Off the Shelf
Lemongrass an herb of many uses
|Fresh lemongrass is sold with leaves trimmed short. Usually, you remove them and use only the pithy central core.
Richard Ambo The Honolulu Advertiser
Looking like a dried-out, stiff version of green onions (scallions), lemongrass can be as long as two feet (although it is generally sold trimmed). It is often used only to infuse a dish with its lemony taste and fragrance and removed when the dish is ready. However, sometimes the recipe calls for the lemongrass to be chopped finely or pounded and left in as an integral part of the dish.
The herb is a relative of citronella, the plant that produces the pungent oil that wards off mosquitoes. But the two aren't interchangeable: Citronella is MUCH more potent. (Nor is lemon a proper substitute for lemon grass; the flavors differ.)

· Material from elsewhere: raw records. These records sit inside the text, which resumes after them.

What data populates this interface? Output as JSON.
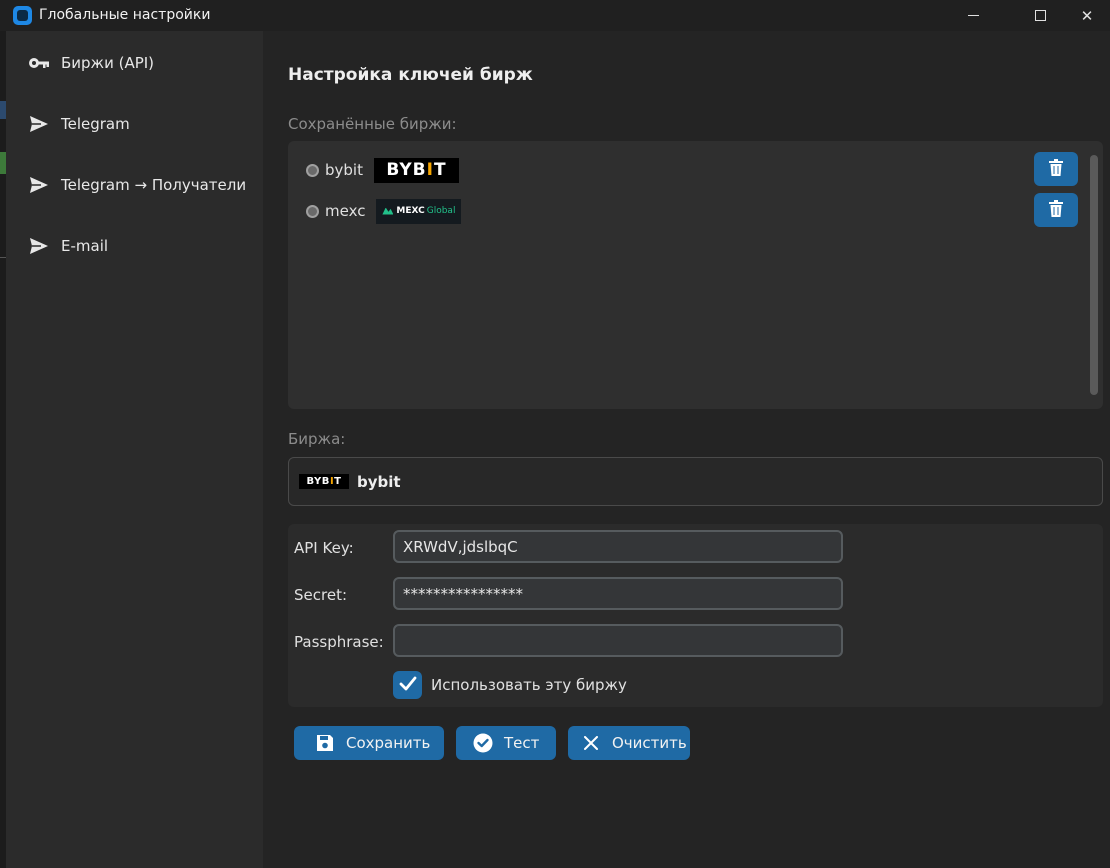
{
  "window": {
    "title": "Глобальные настройки",
    "minimize_glyph": "",
    "close_glyph": "✕"
  },
  "sidebar": {
    "items": [
      {
        "label": "Биржи (API)",
        "icon": "key-icon"
      },
      {
        "label": "Telegram",
        "icon": "send-icon"
      },
      {
        "label": "Telegram → Получатели",
        "icon": "send-icon"
      },
      {
        "label": "E-mail",
        "icon": "send-icon"
      }
    ]
  },
  "main": {
    "title": "Настройка ключей бирж",
    "saved_label": "Сохранённые биржи:",
    "saved_exchanges": [
      {
        "name": "bybit",
        "logo_text": "BYB",
        "logo_accent": "I",
        "logo_tail": "T"
      },
      {
        "name": "mexc",
        "logo_text": "MEXC",
        "logo_sub": "Global"
      }
    ],
    "exchange_label": "Биржа:",
    "selected_exchange": {
      "name": "bybit",
      "logo_text": "BYB",
      "logo_accent": "I",
      "logo_tail": "T"
    },
    "form": {
      "api_key_label": "API Key:",
      "api_key_value": "XRWd\u0007V,j\u0001dslbqC",
      "secret_label": "Secret:",
      "secret_value": "****************",
      "passphrase_label": "Passphrase:",
      "passphrase_value": "",
      "use_exchange_label": "Использовать эту биржу",
      "use_exchange_checked": true
    },
    "buttons": {
      "save": "Сохранить",
      "test": "Тест",
      "clear": "Очистить"
    }
  },
  "colors": {
    "accent": "#1f6aa5",
    "bybit_accent": "#f7a600",
    "mexc_accent": "#22c08a"
  }
}
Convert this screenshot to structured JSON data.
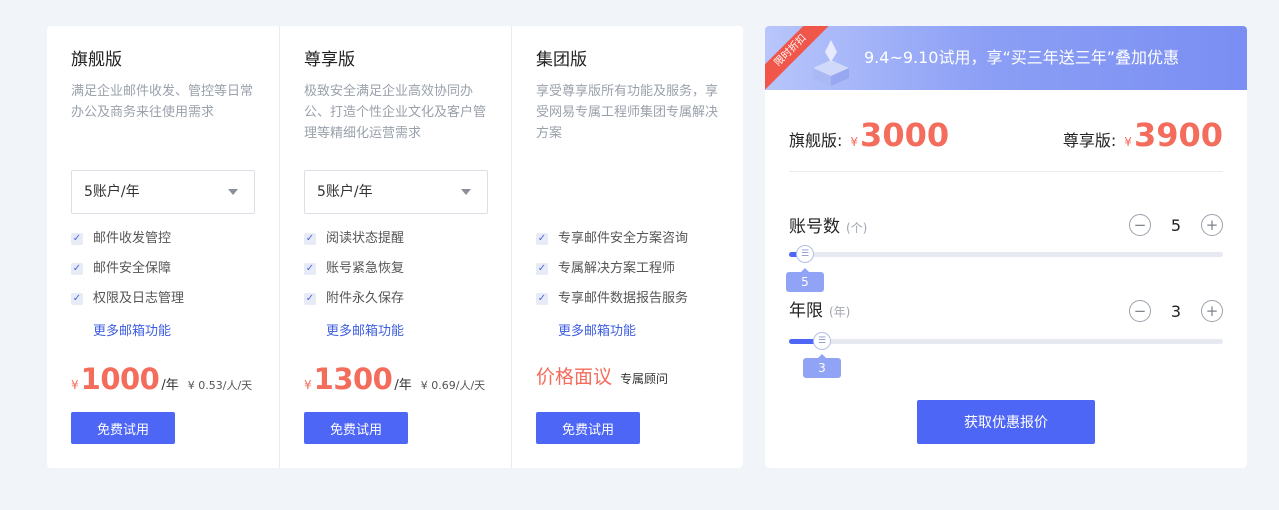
{
  "plans": [
    {
      "name": "旗舰版",
      "desc": "满足企业邮件收发、管控等日常办公及商务来往使用需求",
      "select_value": "5账户/年",
      "features": [
        "邮件收发管控",
        "邮件安全保障",
        "权限及日志管理"
      ],
      "more": "更多邮箱功能",
      "currency": "¥",
      "price": "1000",
      "unit": "/年",
      "per_user": "¥ 0.53/人/天",
      "trial": "免费试用"
    },
    {
      "name": "尊享版",
      "desc": "极致安全满足企业高效协同办公、打造个性企业文化及客户管理等精细化运营需求",
      "select_value": "5账户/年",
      "features": [
        "阅读状态提醒",
        "账号紧急恢复",
        "附件永久保存"
      ],
      "more": "更多邮箱功能",
      "currency": "¥",
      "price": "1300",
      "unit": "/年",
      "per_user": "¥ 0.69/人/天",
      "trial": "免费试用"
    },
    {
      "name": "集团版",
      "desc": "享受尊享版所有功能及服务，享受网易专属工程师集团专属解决方案",
      "features": [
        "专享邮件安全方案咨询",
        "专属解决方案工程师",
        "专享邮件数据报告服务"
      ],
      "more": "更多邮箱功能",
      "price_text": "价格面议",
      "consult": "专属顾问",
      "trial": "免费试用"
    }
  ],
  "calculator": {
    "ribbon": "限时折扣",
    "banner_text": "9.4~9.10试用，享“买三年送三年”叠加优惠",
    "summary": [
      {
        "label": "旗舰版:",
        "currency": "¥",
        "value": "3000"
      },
      {
        "label": "尊享版:",
        "currency": "¥",
        "value": "3900"
      }
    ],
    "accounts": {
      "label": "账号数",
      "unit": "(个)",
      "value": "5",
      "slider_fraction": 0.01
    },
    "years": {
      "label": "年限",
      "unit": "(年)",
      "value": "3",
      "slider_fraction": 0.05
    },
    "thumb_glyph": "☰",
    "minus": "−",
    "plus": "+",
    "quote_button": "获取优惠报价"
  },
  "colors": {
    "accent": "#4e66f5",
    "price": "#f46c5b"
  },
  "icons": {
    "checkbox": "check-icon",
    "caret": "caret-down-icon",
    "ribbon": "ribbon-badge"
  }
}
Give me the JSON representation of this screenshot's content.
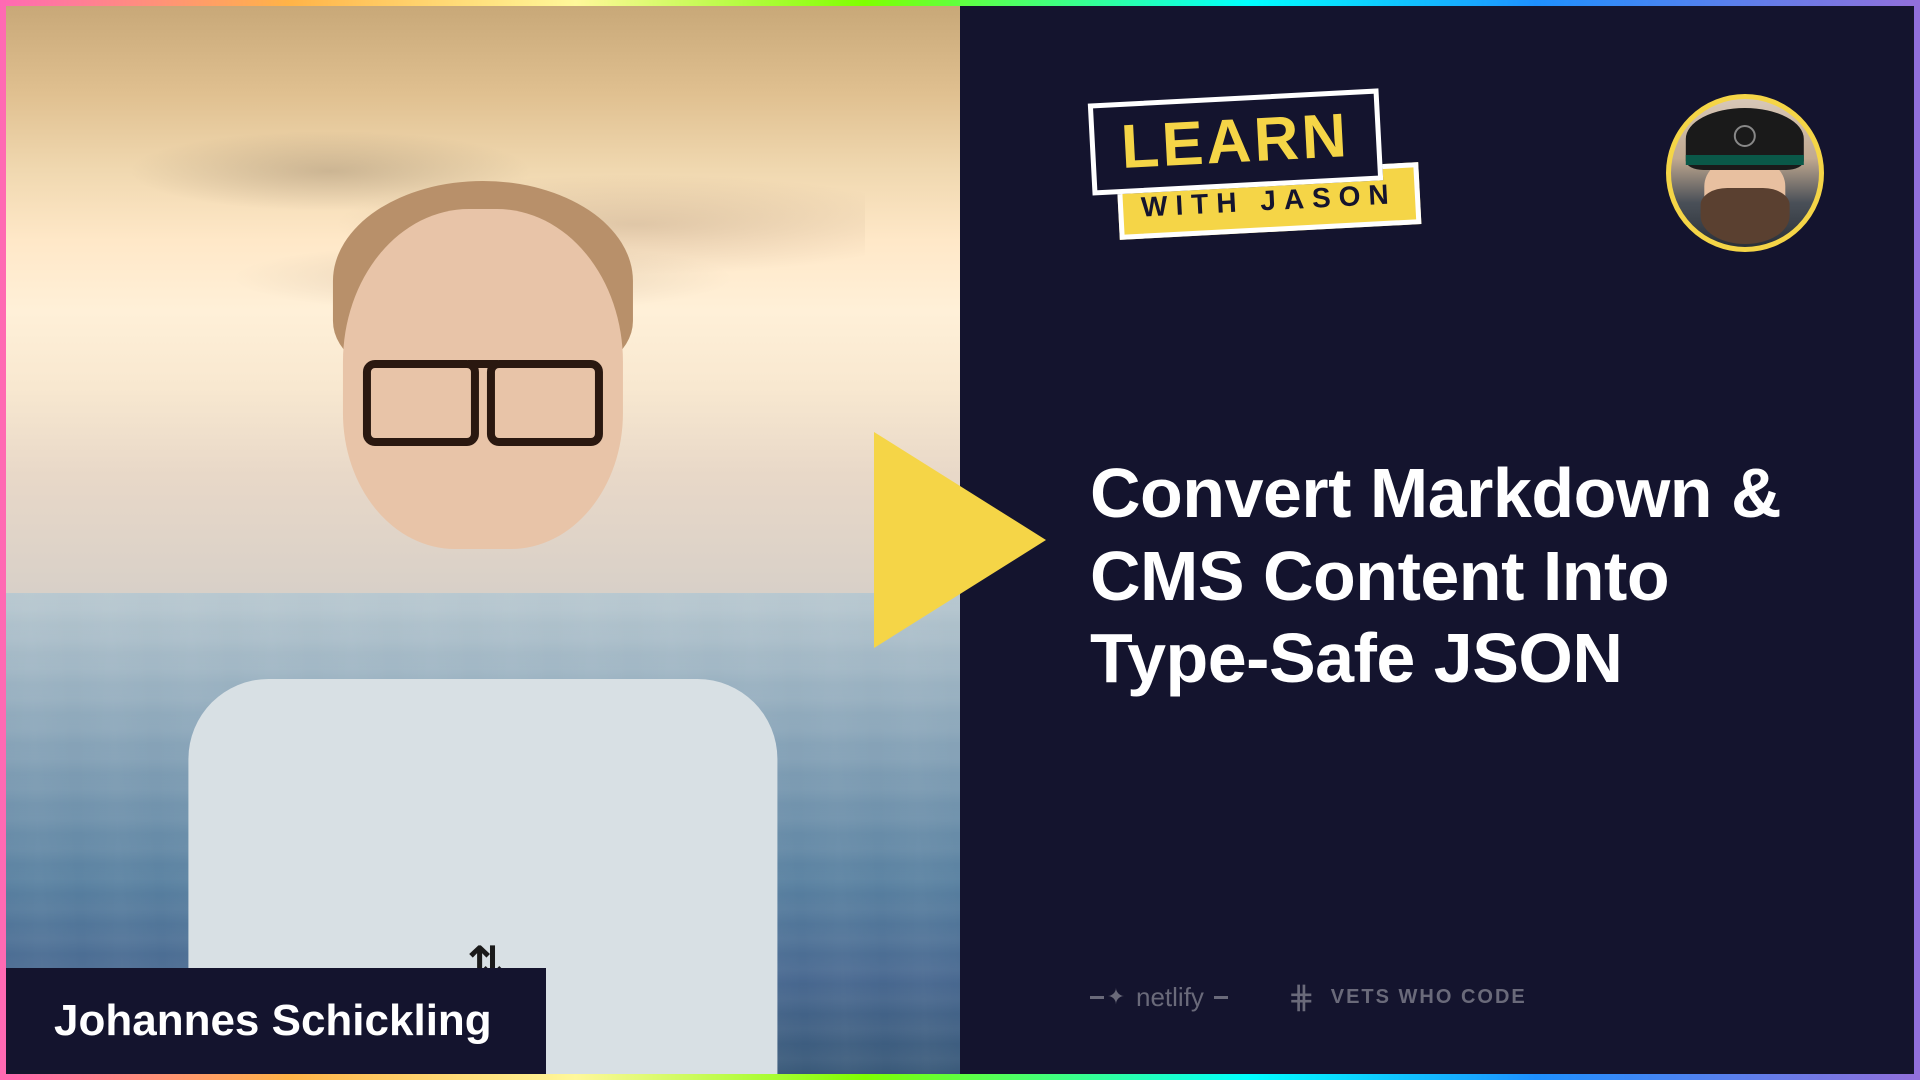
{
  "logo": {
    "learn": "LEARN",
    "with_jason": "WITH JASON"
  },
  "guest": {
    "name": "Johannes Schickling"
  },
  "episode": {
    "title": "Convert Markdown & CMS Content Into Type-Safe JSON"
  },
  "sponsors": {
    "netlify": "netlify",
    "vets_who_code": "VETS WHO CODE"
  },
  "ua_symbol": "⇅"
}
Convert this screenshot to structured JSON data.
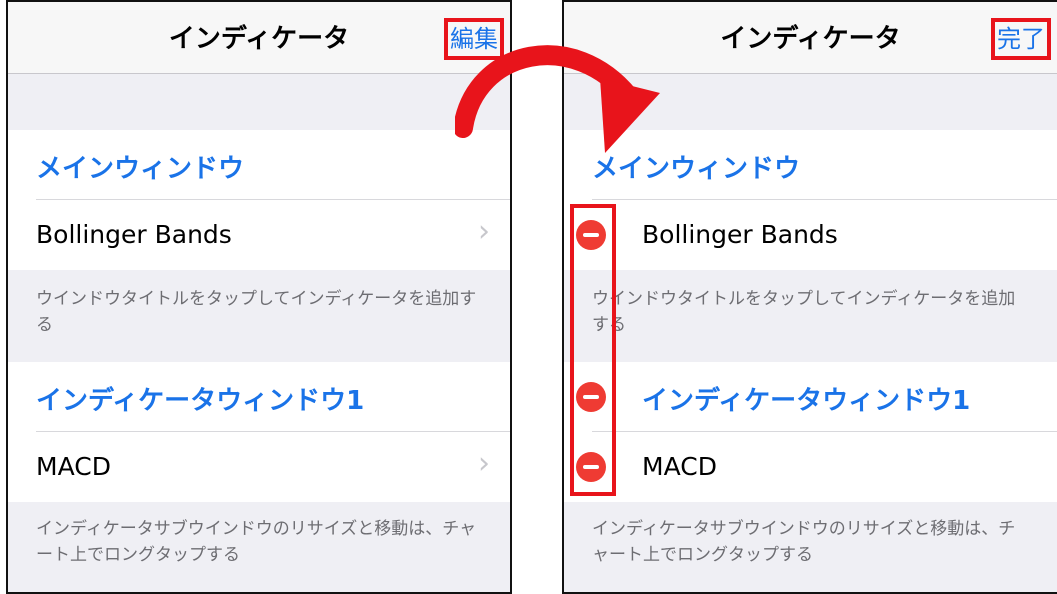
{
  "left_screen": {
    "nav_title": "インディケータ",
    "nav_action": "編集",
    "sections": [
      {
        "header": "メインウィンドウ",
        "row": "Bollinger Bands",
        "footer": "ウインドウタイトルをタップしてインディケータを追加する"
      },
      {
        "header": "インディケータウィンドウ1",
        "row": "MACD",
        "footer": "インディケータサブウインドウのリサイズと移動は、チャート上でロングタップする"
      }
    ]
  },
  "right_screen": {
    "nav_title": "インディケータ",
    "nav_action": "完了",
    "sections": [
      {
        "header": "メインウィンドウ",
        "row": "Bollinger Bands",
        "footer": "ウインドウタイトルをタップしてインディケータを追加する"
      },
      {
        "header": "インディケータウィンドウ1",
        "row": "MACD",
        "footer": "インディケータサブウインドウのリサイズと移動は、チャート上でロングタップする"
      }
    ]
  },
  "colors": {
    "accent": "#1a73e8",
    "highlight": "#e8141b",
    "delete": "#ef3b33",
    "arrow": "#e8141b"
  },
  "icons": {
    "chevron": "chevron-right-icon",
    "delete": "minus-circle-icon",
    "arrow": "curved-arrow-icon"
  }
}
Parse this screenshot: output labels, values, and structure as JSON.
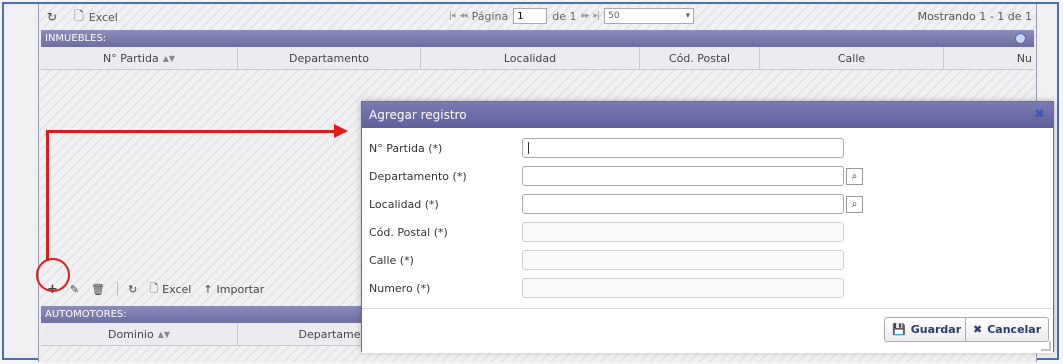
{
  "top_toolbar": {
    "refresh_icon": "refresh-icon",
    "excel_label": "Excel",
    "page_label": "Página",
    "page_value": "1",
    "of_label": "de 1",
    "page_size": "50",
    "showing": "Mostrando 1 - 1 de 1"
  },
  "inmuebles": {
    "title": "INMUEBLES:",
    "columns": [
      "N° Partida",
      "Departamento",
      "Localidad",
      "Cód. Postal",
      "Calle",
      "Nu"
    ]
  },
  "bottom_toolbar": {
    "add_icon": "plus-icon",
    "edit_icon": "pencil-icon",
    "delete_icon": "trash-icon",
    "refresh_icon": "refresh-icon",
    "excel_label": "Excel",
    "import_label": "Importar"
  },
  "automotores": {
    "title": "AUTOMOTORES:",
    "columns": [
      "Dominio",
      "Departame"
    ]
  },
  "dialog": {
    "title": "Agregar registro",
    "fields": [
      {
        "label": "N° Partida (*)",
        "value": ""
      },
      {
        "label": "Departamento (*)",
        "value": ""
      },
      {
        "label": "Localidad (*)",
        "value": ""
      },
      {
        "label": "Cód. Postal (*)",
        "value": ""
      },
      {
        "label": "Calle (*)",
        "value": ""
      },
      {
        "label": "Numero (*)",
        "value": ""
      }
    ],
    "save_label": "Guardar",
    "cancel_label": "Cancelar"
  },
  "colors": {
    "header": "#6d6da3",
    "annotation": "#e01b1b",
    "frame": "#4a6fb5"
  }
}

When purchasing lemongrass, look for stalks that appear as fresh as possible. Remove the fibrous outer leaves and pound the central core to release the flavor. Use only the inside core. Store lemongrass by wrapping the stalk loosely in a plastic bag and keeping it for up to a week in the bottom of your refrigerator.
ÊVietnamese cooks add fresh, finely chopped lemongrass to a fried rice dish along with chopped green onions, chopped red chilis, sea salt and chopped shrimp. It can also lend a delicate aroma to a fresh green papaya and beef salad topped with chopped peanuts.